The description in Mahabharata of the blind king Dhritarashtra getting updates about the battle of Kurukshetra from Sanjay, both sitting in the palace, proves particularly piquant for right-wing thinkers looking for scientific achievements in ancient India. While the epic explained that Sanjay was granted special powers by the sage Vyas, many remain convinced that it proved television existed in ancient India.

Today Mr Deb, while speaking at an event in state capital Agartala on computerisation of the Public Distribution System, took it up a notch. "How can he see through Sanjay's eyes? There was technology available at that time... internet was there, satellite communication was there," Mr Deb said.

Mr Deb has been trained by the Rashtriya Swayamsevak Sangh, the BJP's ideological mentor. The 47-year-old got the state's top job when the BJP stormed to power in the state with a promise for development after three terms of Left rule.  

While the scientific community is yet to comment on the Chief Minister's comment, this is not the first time BJP's ministers have been caught on the wrong foot.

In February, junior education minister of Prime Minister Narendra Modi's cabinet -- Satyapal Singh - courted controversy, saying certain 'mantras' codified the laws of motion much before they were discovered by Isaac Newton.

Last year, the minister said the first flying machine was invented by Indian scholar Shivkar Bapuji Talpade and not the Wright Brothers. This, he said, should be taught in the Indian Institutes of Technology and other engineering institutes.

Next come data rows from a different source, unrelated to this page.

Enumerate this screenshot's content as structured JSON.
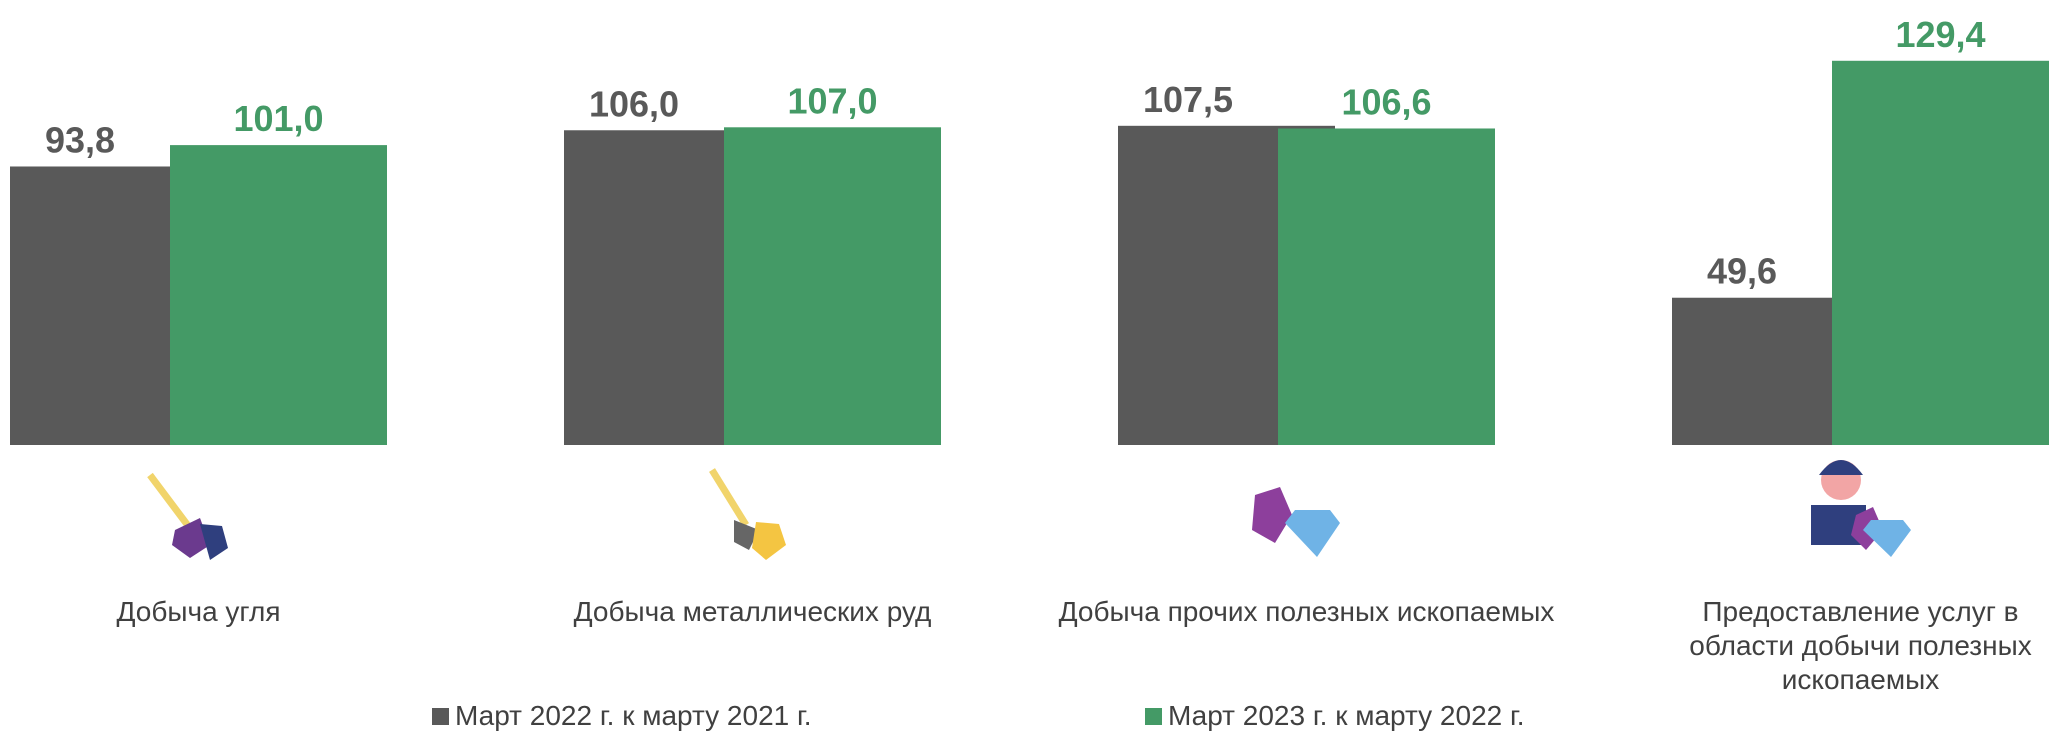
{
  "chart_data": {
    "type": "bar",
    "categories": [
      "Добыча угля",
      "Добыча металлических руд",
      "Добыча прочих полезных ископаемых",
      "Предоставление услуг в области добычи полезных ископаемых"
    ],
    "series": [
      {
        "name": "Март 2022 г. к марту 2021 г.",
        "color": "#595959",
        "values": [
          93.8,
          106.0,
          107.5,
          49.6
        ],
        "value_labels": [
          "93,8",
          "106,0",
          "107,5",
          "49,6"
        ]
      },
      {
        "name": "Март 2023 г. к марту 2022 г.",
        "color": "#449a66",
        "values": [
          101.0,
          107.0,
          106.6,
          129.4
        ],
        "value_labels": [
          "101,0",
          "107,0",
          "106,6",
          "129,4"
        ]
      }
    ],
    "ylim": [
      0,
      130
    ],
    "legend": "bottom"
  }
}
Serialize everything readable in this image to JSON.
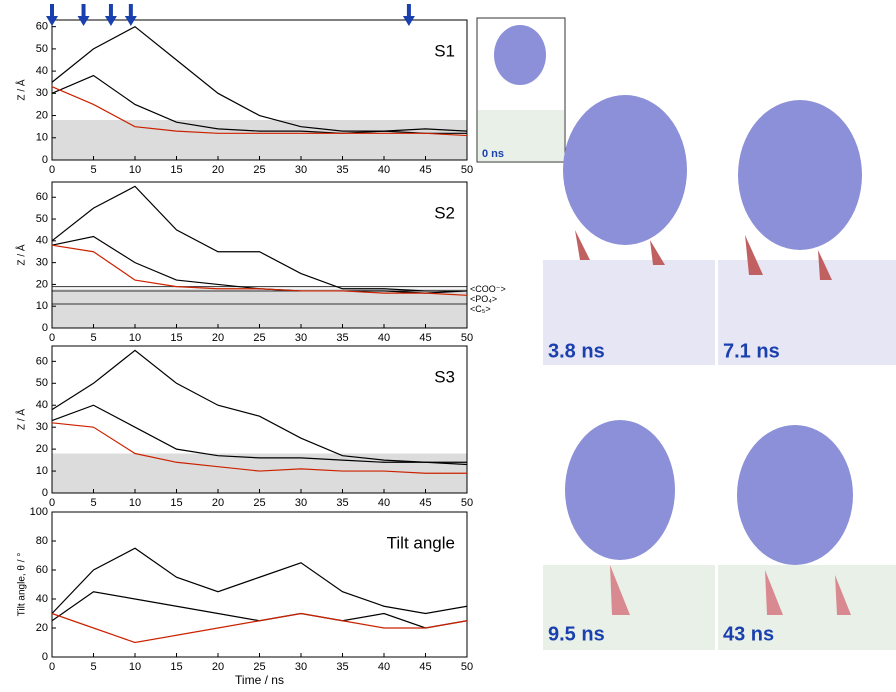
{
  "chart_data": [
    {
      "type": "line",
      "label": "S1",
      "ylabel": "Z / Å",
      "xlim": [
        0,
        50
      ],
      "xticks": [
        0,
        5,
        10,
        15,
        20,
        25,
        30,
        35,
        40,
        45,
        50
      ],
      "ylim": [
        0,
        63
      ],
      "yticks": [
        0,
        10,
        20,
        30,
        40,
        50,
        60
      ],
      "shade_ylim": [
        0,
        18
      ],
      "x": [
        0,
        5,
        10,
        15,
        20,
        25,
        30,
        35,
        40,
        45,
        50
      ],
      "series": [
        {
          "color": "#000000",
          "values": [
            35,
            50,
            60,
            45,
            30,
            20,
            15,
            13,
            13,
            14,
            13
          ]
        },
        {
          "color": "#000000",
          "values": [
            30,
            38,
            25,
            17,
            14,
            13,
            13,
            12,
            13,
            12,
            12
          ]
        },
        {
          "color": "#cc2200",
          "values": [
            33,
            25,
            15,
            13,
            12,
            12,
            12,
            12,
            12,
            12,
            11
          ]
        }
      ],
      "arrows_x": [
        0,
        3.8,
        7.1,
        9.5,
        43
      ]
    },
    {
      "type": "line",
      "label": "S2",
      "ylabel": "Z / Å",
      "xlim": [
        0,
        50
      ],
      "xticks": [
        0,
        5,
        10,
        15,
        20,
        25,
        30,
        35,
        40,
        45,
        50
      ],
      "ylim": [
        0,
        67
      ],
      "yticks": [
        0,
        10,
        20,
        30,
        40,
        50,
        60
      ],
      "shade_ylim": [
        0,
        18
      ],
      "x": [
        0,
        5,
        10,
        15,
        20,
        25,
        30,
        35,
        40,
        45,
        50
      ],
      "series": [
        {
          "color": "#000000",
          "values": [
            40,
            55,
            65,
            45,
            35,
            35,
            25,
            18,
            18,
            17,
            17
          ]
        },
        {
          "color": "#000000",
          "values": [
            38,
            42,
            30,
            22,
            20,
            18,
            17,
            17,
            17,
            16,
            17
          ]
        },
        {
          "color": "#cc2200",
          "values": [
            38,
            35,
            22,
            19,
            18,
            18,
            17,
            17,
            16,
            16,
            15
          ]
        }
      ],
      "reference_lines": [
        {
          "label": "<COO⁻>",
          "value": 19
        },
        {
          "label": "<PO₄>",
          "value": 17
        },
        {
          "label": "<C₅>",
          "value": 11
        }
      ]
    },
    {
      "type": "line",
      "label": "S3",
      "ylabel": "Z / Å",
      "xlim": [
        0,
        50
      ],
      "xticks": [
        0,
        5,
        10,
        15,
        20,
        25,
        30,
        35,
        40,
        45,
        50
      ],
      "ylim": [
        0,
        67
      ],
      "yticks": [
        0,
        10,
        20,
        30,
        40,
        50,
        60
      ],
      "shade_ylim": [
        0,
        18
      ],
      "x": [
        0,
        5,
        10,
        15,
        20,
        25,
        30,
        35,
        40,
        45,
        50
      ],
      "series": [
        {
          "color": "#000000",
          "values": [
            38,
            50,
            65,
            50,
            40,
            35,
            25,
            17,
            15,
            14,
            13
          ]
        },
        {
          "color": "#000000",
          "values": [
            33,
            40,
            30,
            20,
            17,
            16,
            16,
            15,
            14,
            14,
            14
          ]
        },
        {
          "color": "#cc2200",
          "values": [
            32,
            30,
            18,
            14,
            12,
            10,
            11,
            10,
            10,
            9,
            9
          ]
        }
      ]
    },
    {
      "type": "line",
      "label": "Tilt angle",
      "ylabel": "Tilt angle, θ / °",
      "xlabel": "Time  / ns",
      "xlim": [
        0,
        50
      ],
      "xticks": [
        0,
        5,
        10,
        15,
        20,
        25,
        30,
        35,
        40,
        45,
        50
      ],
      "ylim": [
        0,
        100
      ],
      "yticks": [
        0,
        20,
        40,
        60,
        80,
        100
      ],
      "x": [
        0,
        5,
        10,
        15,
        20,
        25,
        30,
        35,
        40,
        45,
        50
      ],
      "series": [
        {
          "color": "#000000",
          "values": [
            30,
            60,
            75,
            55,
            45,
            55,
            65,
            45,
            35,
            30,
            35
          ]
        },
        {
          "color": "#000000",
          "values": [
            25,
            45,
            40,
            35,
            30,
            25,
            30,
            25,
            30,
            20,
            25
          ]
        },
        {
          "color": "#cc2200",
          "values": [
            30,
            20,
            10,
            15,
            20,
            25,
            30,
            25,
            20,
            20,
            25
          ]
        }
      ]
    }
  ],
  "snapshots": [
    "0 ns",
    "3.8 ns",
    "7.1 ns",
    "9.5 ns",
    "43 ns"
  ]
}
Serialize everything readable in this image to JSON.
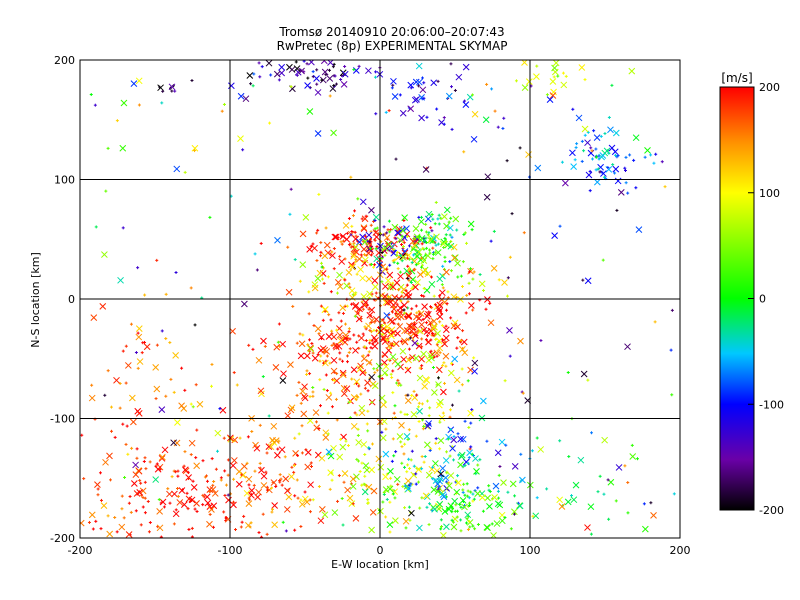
{
  "chart_data": {
    "type": "scatter",
    "title": "Tromsø 20140910 20:06:00–20:07:43",
    "subtitle": "RwPretec (8p) EXPERIMENTAL SKYMAP",
    "xlabel": "E-W location [km]",
    "ylabel": "N-S location [km]",
    "xlim": [
      -200,
      200
    ],
    "ylim": [
      -200,
      200
    ],
    "x_ticks": [
      -200,
      -100,
      0,
      100,
      200
    ],
    "y_ticks": [
      -200,
      -100,
      0,
      100,
      200
    ],
    "x_tick_labels": [
      "-200",
      "-100",
      "0",
      "100",
      "200"
    ],
    "y_tick_labels": [
      "-200",
      "-100",
      "0",
      "100",
      "200"
    ],
    "grid": true,
    "markers": [
      "cross",
      "plus"
    ],
    "colorbar": {
      "label": "[m/s]",
      "range": [
        -200,
        200
      ],
      "tick_values": [
        200,
        100,
        0,
        -100,
        -200
      ],
      "tick_labels": [
        "200",
        "100",
        "0",
        "-100",
        "-200"
      ],
      "colormap": "rainbow (black-purple-blue-cyan-green-yellow-red)"
    },
    "clusters": [
      {
        "cx": -45,
        "cy": 190,
        "sx": 20,
        "sy": 8,
        "vel": -160,
        "n": 70
      },
      {
        "cx": 30,
        "cy": 170,
        "sx": 25,
        "sy": 15,
        "vel": -110,
        "n": 45
      },
      {
        "cx": 150,
        "cy": 120,
        "sx": 15,
        "sy": 15,
        "vel": -60,
        "n": 70
      },
      {
        "cx": 115,
        "cy": 190,
        "sx": 12,
        "sy": 8,
        "vel": 80,
        "n": 20
      },
      {
        "cx": -140,
        "cy": 175,
        "sx": 5,
        "sy": 5,
        "vel": -190,
        "n": 8
      },
      {
        "cx": -10,
        "cy": 45,
        "sx": 18,
        "sy": 12,
        "vel": 190,
        "n": 140
      },
      {
        "cx": 10,
        "cy": 48,
        "sx": 15,
        "sy": 10,
        "vel": -130,
        "n": 45
      },
      {
        "cx": 30,
        "cy": 45,
        "sx": 18,
        "sy": 15,
        "vel": 20,
        "n": 140
      },
      {
        "cx": 10,
        "cy": 15,
        "sx": 30,
        "sy": 15,
        "vel": 110,
        "n": 110
      },
      {
        "cx": 15,
        "cy": -20,
        "sx": 25,
        "sy": 18,
        "vel": 200,
        "n": 280
      },
      {
        "cx": -30,
        "cy": -55,
        "sx": 22,
        "sy": 25,
        "vel": 175,
        "n": 140
      },
      {
        "cx": 20,
        "cy": -65,
        "sx": 25,
        "sy": 25,
        "vel": 95,
        "n": 110
      },
      {
        "cx": -130,
        "cy": -160,
        "sx": 45,
        "sy": 25,
        "vel": 195,
        "n": 220
      },
      {
        "cx": -70,
        "cy": -150,
        "sx": 25,
        "sy": 25,
        "vel": 165,
        "n": 90
      },
      {
        "cx": 10,
        "cy": -140,
        "sx": 25,
        "sy": 25,
        "vel": 90,
        "n": 130
      },
      {
        "cx": 45,
        "cy": -140,
        "sx": 20,
        "sy": 20,
        "vel": -70,
        "n": 90
      },
      {
        "cx": 50,
        "cy": -175,
        "sx": 25,
        "sy": 15,
        "vel": 20,
        "n": 110
      },
      {
        "cx": 120,
        "cy": -160,
        "sx": 40,
        "sy": 30,
        "vel": -20,
        "n": 50
      },
      {
        "cx": -150,
        "cy": -60,
        "sx": 35,
        "sy": 25,
        "vel": 170,
        "n": 50
      },
      {
        "cx": 0,
        "cy": 0,
        "sx": 120,
        "sy": 110,
        "vel": 0,
        "n": 220,
        "random_vel": true
      }
    ]
  }
}
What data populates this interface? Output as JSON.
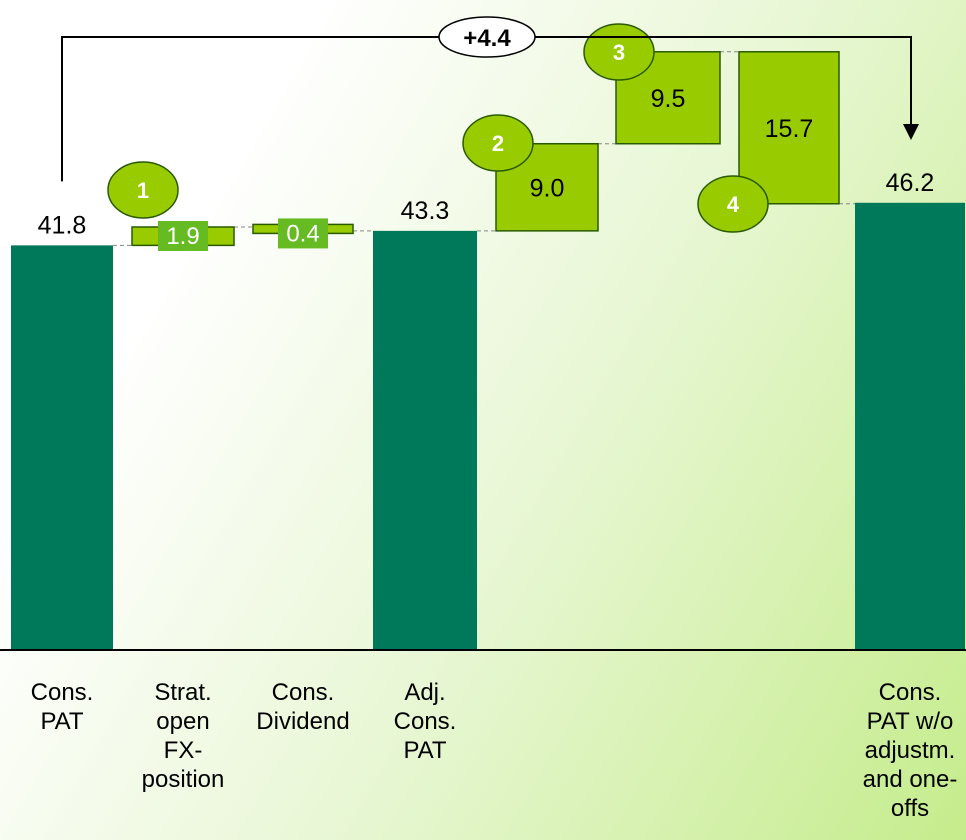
{
  "chart_data": {
    "type": "bar",
    "subtype": "waterfall",
    "categories": [
      "Cons. PAT",
      "Strat. open FX-position",
      "Cons. Dividend",
      "Adj. Cons. PAT",
      "",
      "",
      "",
      "Cons. PAT w/o adjustm. and one-offs"
    ],
    "category_lines": [
      [
        "Cons.",
        "PAT"
      ],
      [
        "Strat.",
        "open",
        "FX-",
        "position"
      ],
      [
        "Cons.",
        "Dividend"
      ],
      [
        "Adj.",
        "Cons.",
        "PAT"
      ],
      [],
      [],
      [],
      [
        "Cons.",
        "PAT w/o",
        "adjustm.",
        "and one-",
        "offs"
      ]
    ],
    "steps": [
      {
        "kind": "total",
        "value": 41.8,
        "label": "41.8"
      },
      {
        "kind": "delta",
        "value": 1.9,
        "label": "1.9",
        "marker": "1"
      },
      {
        "kind": "delta",
        "value": -0.4,
        "label": "0.4"
      },
      {
        "kind": "total",
        "value": 43.3,
        "label": "43.3"
      },
      {
        "kind": "delta",
        "value": 9.0,
        "label": "9.0",
        "marker": "2"
      },
      {
        "kind": "delta",
        "value": 9.5,
        "label": "9.5",
        "marker": "3"
      },
      {
        "kind": "delta",
        "value": -15.7,
        "label": "15.7",
        "marker": "4"
      },
      {
        "kind": "total",
        "value": 46.2,
        "label": "46.2"
      }
    ],
    "bridge": {
      "label": "+4.4",
      "from": "Cons. PAT",
      "to": "Cons. PAT w/o adjustm. and one-offs"
    },
    "ylim": [
      0,
      68
    ],
    "colors": {
      "total": "#00785a",
      "delta": "#99cc00",
      "small_label_bg": "#66bb22",
      "marker": "#99cc00",
      "line": "#000000"
    }
  }
}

Y Sudershan Rao, the chairman of India's leading historical organisation, has maintained that Ramayana and Mahabharata indicated that Indians were flying aeroplanes, carrying out stem cell research and using cosmic weapons 5,000 years ago. Horrified by such views, many academics have described his appointment as a blow for the 40-yera-old history organisation.

In October 2014, Prime Minister Narendra Modi's comments that Lord Ganesha was the product of plastic surgery, prompted the Indian History Congress, to pass a stern resolution to "resist interested distortions of our past." The next January, PM Modi had said the account of Karna's birth in Mahabharata indicated that "people were aware of genetic science".